Esono’s was a childhood of relative privilege in a country where privilege could only be obtained by allegiance to the regime— maintained, in his family’s case, through his father’s posts in the upper echelons of the civil service—as, variously, director of customs, director of the tax administration, and director of the Equatoguinean Olympic Committee. Nevertheless, Esono maintains that before oil, privilege of any kind was scant.
He grew up as one of the eldest of twentyseven children (his father has several wives) in the island capital of Malabo, separated from the rural mainland by 150 miles of Atlantic Ocean. He lived with his mother and seven full siblings in the Los Angeles section of the city, a neighborhood of densely packed stucco triplexes built for the families of government workers soon after independence. The houses were crowded and poorly ventilated, and Esono spent his childhood mingling with neighbors in the streets or on the beach. His friends were drawn from every stratum of Malabo’s rigid social hierarchy: from a school near the presidential palace dominated by children of ministers and top government officials from the Fang ethnic group—which includes Obiangs and Esonos both—and from the pidgin-English-speaking families who hailed from a second island, Fernando Po, and who worked as waiters, maids, and laborers for the ruling class.
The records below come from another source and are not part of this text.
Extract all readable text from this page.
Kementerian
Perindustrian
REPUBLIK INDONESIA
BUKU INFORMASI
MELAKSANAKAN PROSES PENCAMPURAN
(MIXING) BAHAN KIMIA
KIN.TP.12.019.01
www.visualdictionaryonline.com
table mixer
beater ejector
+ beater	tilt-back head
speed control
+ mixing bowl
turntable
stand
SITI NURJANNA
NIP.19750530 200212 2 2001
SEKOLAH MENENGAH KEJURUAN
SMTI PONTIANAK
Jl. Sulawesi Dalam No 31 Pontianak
His father was an intermittent presence in the house, spread thin in his attempt to attend to the demands of his work alongside those of such a large family. When he made trips to Spain on government business, he returned with translations of comic books from the US, and volumes of Mortadelo and Filemón, a Spanish series parodying the paranoid world of international intelligence operatives. Esono was immediately enthralled. Out-of-town visitors
in his father’s orbit soon brought more comics as gifts. He remembers learning to read by carrying comic books to the beach, where he’d sit on the shore matching words to the action in each frame. At school, boys with family and friends in Europe shared their volumes of Astérix and Hergé’s The Adventures of Tintin, and Esono’s obsession grew to the point that he stole the books he discovered at friends’ houses.
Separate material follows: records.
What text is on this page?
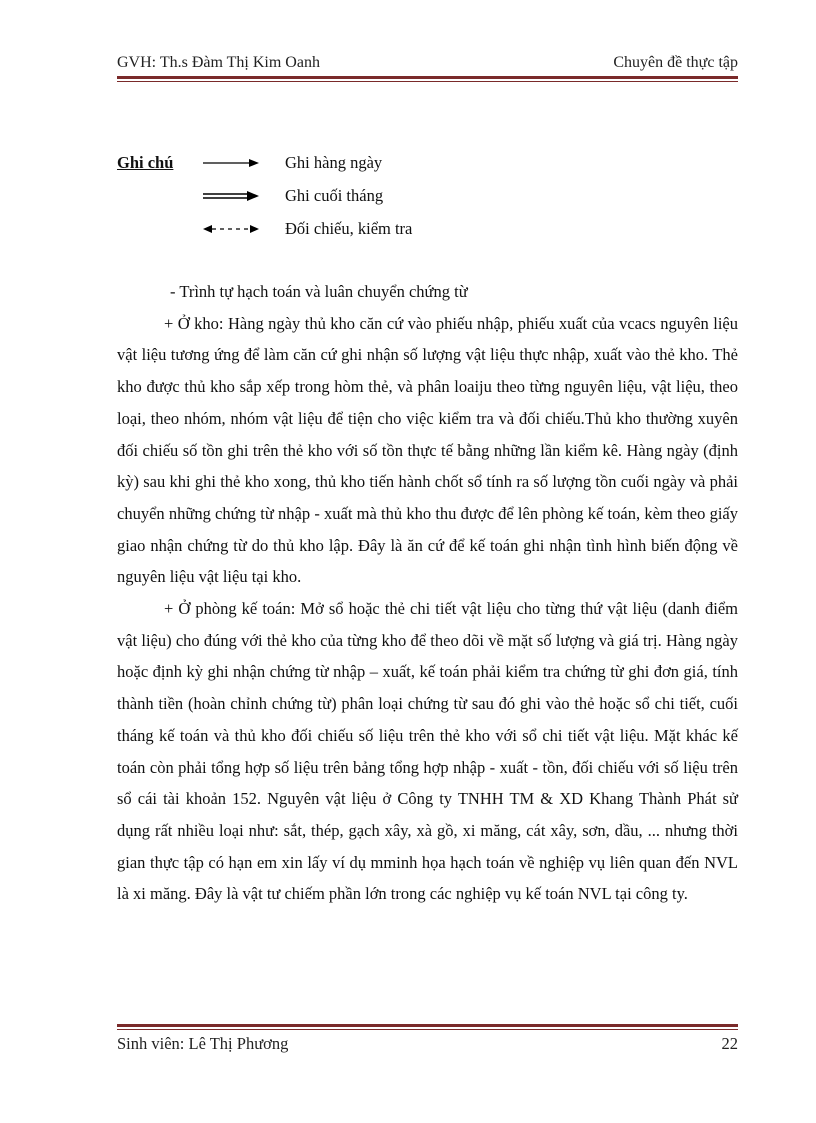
GVH: Th.s Đàm Thị Kim Oanh	Chuyên đề thực tập
Ghi chú	Ghi hàng ngày
Ghi cuối tháng
Đối chiếu, kiểm tra

- Trình tự hạch toán và luân chuyển chứng từ

+ Ở kho: Hàng ngày thủ kho căn cứ vào phiếu nhập, phiếu xuất của vcacs nguyên liệu vật liệu tương ứng để làm căn cứ ghi nhận số lượng vật liệu thực nhập, xuất vào thẻ kho. Thẻ kho được thủ kho sắp xếp trong hòm thẻ, và phân loaiju theo từng nguyên liệu, vật liệu, theo loại, theo nhóm, nhóm vật liệu để tiện cho việc kiểm tra và đối chiếu.Thủ kho thường xuyên đối chiếu số tồn ghi trên thẻ kho với số tồn thực tế bằng những lần kiểm kê. Hàng ngày (định kỳ) sau khi ghi thẻ kho xong, thủ kho tiến hành chốt sổ tính ra số lượng tồn cuối ngày và phải chuyển những chứng từ nhập - xuất mà thủ kho thu được để lên phòng kế toán, kèm theo giấy giao nhận chứng từ do thủ kho lập. Đây là ăn cứ để kế toán ghi nhận tình hình biến động về nguyên liệu vật liệu tại kho.

+ Ở phòng kế toán: Mở sổ hoặc thẻ chi tiết vật liệu cho từng thứ vật liệu (danh điểm vật liệu) cho đúng với thẻ kho của từng kho để theo dõi về mặt số lượng và giá trị. Hàng ngày hoặc định kỳ ghi nhận chứng từ nhập – xuất, kế toán phải kiểm tra chứng từ ghi đơn giá, tính thành tiền (hoàn chỉnh chứng từ) phân loại chứng từ sau đó ghi vào thẻ hoặc sổ chi tiết, cuối tháng kế toán và thủ kho đối chiếu số liệu trên thẻ kho với sổ chi tiết vật liệu. Mặt khác kế toán còn phải tổng hợp số liệu trên bảng tổng hợp nhập - xuất - tồn, đối chiếu với số liệu trên sổ cái tài khoản 152. Nguyên vật liệu ở Công ty TNHH TM & XD Khang Thành Phát sử dụng rất nhiều loại như: sắt, thép, gạch xây, xà gồ, xi măng, cát xây, sơn, dầu, ... nhưng thời gian thực tập có hạn em xin lấy ví dụ mminh họa hạch toán về nghiệp vụ liên quan đến NVL là xi măng. Đây là vật tư chiếm phần lớn trong các nghiệp vụ kế toán NVL tại công ty.

Sinh viên: Lê Thị Phương	22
“Black people with fat lips just made us laugh,” Esono says now, recalling the colonial images of Africans he absorbed from books like Tintin au Congo. “I grew up in a colony! It’s only later you start to realize it’s racist. Tintin was the same thing as Rambo, the same thing as Schwarzenegger to us.”
Esono began to draw superheroes when he was six or seven years old, imitating the shading and coloring techniques he saw in Batman and Spider-Man comics and producing penciled versions of characters from Japanese manga. At thirteen, his father told him to stop drawing and start studying. Instead, Esono searched out comics wherever he could, thumbing through the meager collection of European comics in the library at the Spanish Cultural Center in Malabo. It was there, too, that he found the first formal affirmation of his talents, when he entered contests put on by the likes of UNICEF. At sixteen, his hopes buoyed by prizes in several local art competitions, Esono left school and turned to drawing full-time.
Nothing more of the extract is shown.